Status Invest Notícias
FIIs

SNME11 pagará maior dividendo da sua história, com yield mensal de 2,34%

Investimentos - Mercado Financeiro

Foto: Suno/Banco

O fundo imobiliário SNME11 aprovou a distribuição de R$ 0,22 por cota em rendimentos referentes ao resultado de junho de 2026. O pagamento, o maior da história do FII, será efetuado em 24 de julho aos investidores com posição ao fim do pregão de 15 de julho.

Com base no preço de fechamento de 30 de junho, de R$ 9,40 por cota, o montante equivale a um dividend yield mensal de 2,34%. Os rendimentos são isentos de Imposto de Renda para pessoas físicas, conforme as condições previstas na legislação vigente. A distribuição decorre do desempenho obtido ao longo de junho.

SNME11 detalha pagamento e rendimento

A aprovação do novo provento reforça a recorrência de resultados do fundo. O calendário define 15 de julho como data de corte e 24 de julho como a data de pagamento. Considerando o fechamento da cota em 30 de junho, a relação entre o rendimento de R$ 0,22 e o preço de R$ 9,40 produz um retorno mensal de 2,34%.

A isenção de Imposto de Renda para pessoas físicas, sujeita às regras aplicáveis, permanece válida para esses rendimentos. Segundo a gestão, o pagamento reflete os resultados consolidados do mês, alinhados à política do fundo para equilíbrio entre geração de renda e oportunidades em mercado.

SNME11 avança na consolidação e reforça caixa

Em maio, o fundo concluiu a aprovação da incorporação do KISU11, etapa do movimento de consolidação que também inclui a fusão com o SNFF11 e que deverá elevar o patrimônio líquido para acima de R$ 800 milhões. Com a incorporação validada pelos cotistas, o fundo caminha para figurar entre os maiores do segmento multiestratégia da indústria, com ganhos de escala, liquidez e capacidade de alocação em diferentes classes de ativos imobiliários.

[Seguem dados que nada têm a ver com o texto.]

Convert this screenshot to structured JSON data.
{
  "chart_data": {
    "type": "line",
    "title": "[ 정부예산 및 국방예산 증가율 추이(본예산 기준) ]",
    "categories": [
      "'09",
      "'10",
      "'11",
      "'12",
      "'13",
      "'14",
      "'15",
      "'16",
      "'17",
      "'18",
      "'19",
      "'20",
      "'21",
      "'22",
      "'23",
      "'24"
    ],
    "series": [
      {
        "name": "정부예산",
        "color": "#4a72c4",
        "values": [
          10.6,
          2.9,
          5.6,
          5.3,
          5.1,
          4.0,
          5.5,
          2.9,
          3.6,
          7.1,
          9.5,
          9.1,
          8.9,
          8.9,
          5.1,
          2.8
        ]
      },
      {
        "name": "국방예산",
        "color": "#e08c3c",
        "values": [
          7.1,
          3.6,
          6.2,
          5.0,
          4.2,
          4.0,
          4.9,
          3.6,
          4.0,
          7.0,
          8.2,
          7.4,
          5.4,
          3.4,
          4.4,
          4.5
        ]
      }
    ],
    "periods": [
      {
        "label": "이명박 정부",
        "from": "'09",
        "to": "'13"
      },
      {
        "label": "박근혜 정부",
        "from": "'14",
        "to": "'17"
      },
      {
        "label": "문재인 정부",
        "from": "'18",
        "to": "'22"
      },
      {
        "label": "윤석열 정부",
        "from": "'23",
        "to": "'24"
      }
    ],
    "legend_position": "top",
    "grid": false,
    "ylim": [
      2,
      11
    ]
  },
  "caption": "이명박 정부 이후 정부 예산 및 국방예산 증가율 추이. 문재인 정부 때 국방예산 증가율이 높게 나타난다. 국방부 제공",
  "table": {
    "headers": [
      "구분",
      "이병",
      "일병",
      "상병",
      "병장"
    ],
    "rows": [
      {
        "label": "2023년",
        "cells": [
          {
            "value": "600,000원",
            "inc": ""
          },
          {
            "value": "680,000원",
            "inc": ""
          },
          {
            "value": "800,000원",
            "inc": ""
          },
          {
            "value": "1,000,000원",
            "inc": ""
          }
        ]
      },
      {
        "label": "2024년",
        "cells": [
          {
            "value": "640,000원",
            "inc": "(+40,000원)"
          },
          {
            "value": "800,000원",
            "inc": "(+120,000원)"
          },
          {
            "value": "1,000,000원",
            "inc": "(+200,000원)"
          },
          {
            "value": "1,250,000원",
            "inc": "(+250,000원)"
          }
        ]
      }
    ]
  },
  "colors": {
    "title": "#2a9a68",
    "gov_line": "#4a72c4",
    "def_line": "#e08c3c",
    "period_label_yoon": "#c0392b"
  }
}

No mesmo período, foi apurado resultado de aproximadamente R$ 655 mil. A estratégia permanece centrada na combinação entre renda recorrente e operações estruturadas, com o objetivo de sustentar a geração de valor no longo prazo. A gestão manteve ainda uma posição de caixa robusta, próxima de 19% da carteira, indicando preparo para capturar novas oportunidades em um ambiente de maior volatilidade para ativos listados.

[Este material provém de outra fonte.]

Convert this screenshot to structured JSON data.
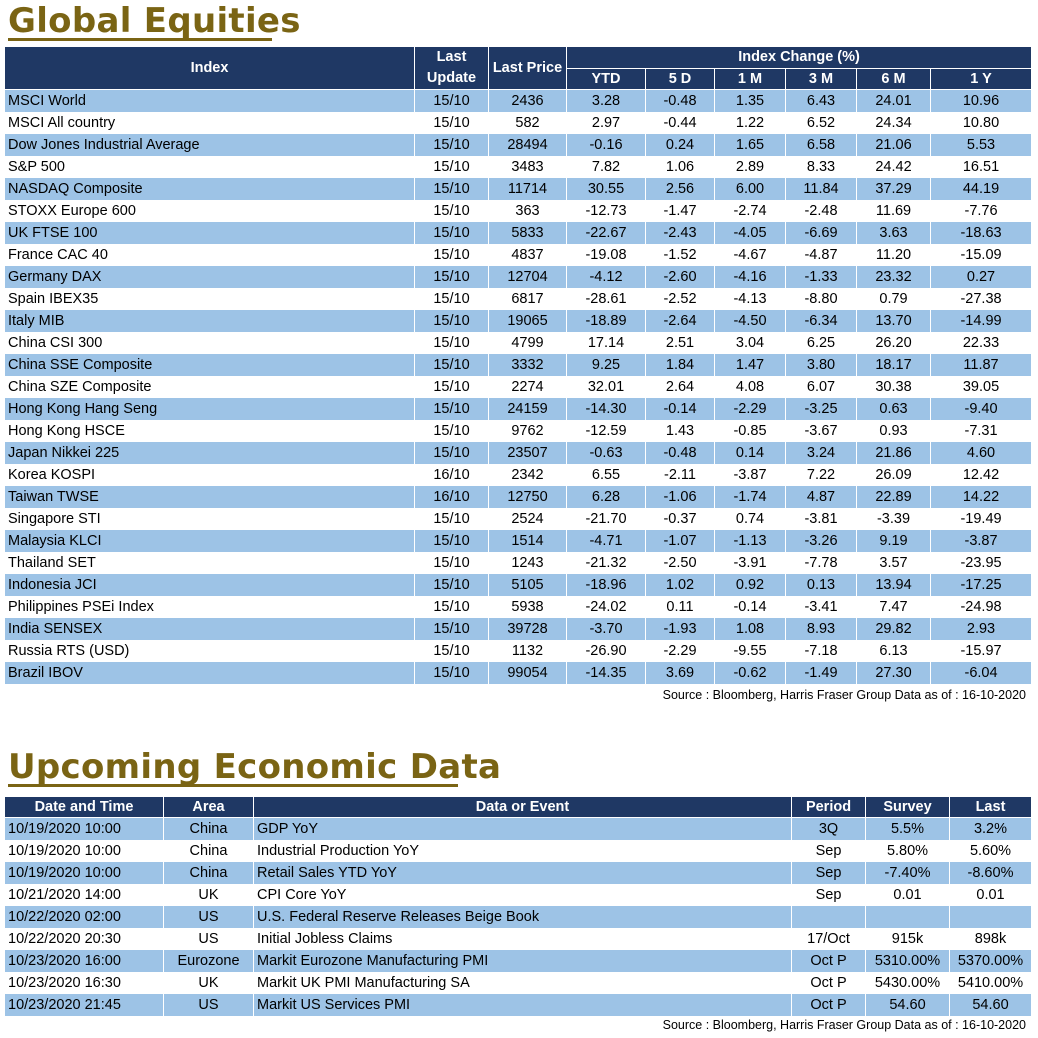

A carteira encerrou maio distribuída entre FIIs, com participação de 68%, e Certificados de Recebíveis Imobiliários (CRIs), que representaram 12% dos ativos, além da posição de caixa. No fechamento do mês, a cota de mercado foi de R$ 9,50, o patrimônio por cota ficou em R$ 9,43 e a relação P/VP atingiu 1,01 vez.

Estratégias em maio e alocação da carteira

Em maio, a gestão concluiu a estratégia de arbitragem envolvendo o RBVA11, resultando em ganho de capital de aproximadamente R$ 50 mil no mês. No acumulado do primeiro semestre, essa abordagem somou cerca de R$ 650 mil ao resultado, o equivalente a aproximadamente R$ 0,08 por cota, reforçando a proposta multiestratégia do fundo.

No campo das alocações, foram investidos aproximadamente R$ 3 milhões em cotas do RELG11, movimento que buscou capturar efeitos da reorganização societária aprovada por aquele fundo. Segundo a gestora, a operação tende a produzir impactos positivos, com detalhes adicionais previstos para o relatório gerencial de junho.

Com a incorporação aprovada e o caixa reforçado, a estratégia do fundo se apoia em um portfólio diversificado entre FIIs, CRIs e liquidez. A combinação entre resultados de junho, o maior pagamento da série histórica e a disciplina na alocação sugere continuidade no foco de expansão com eficiência operacional e controle de riscos.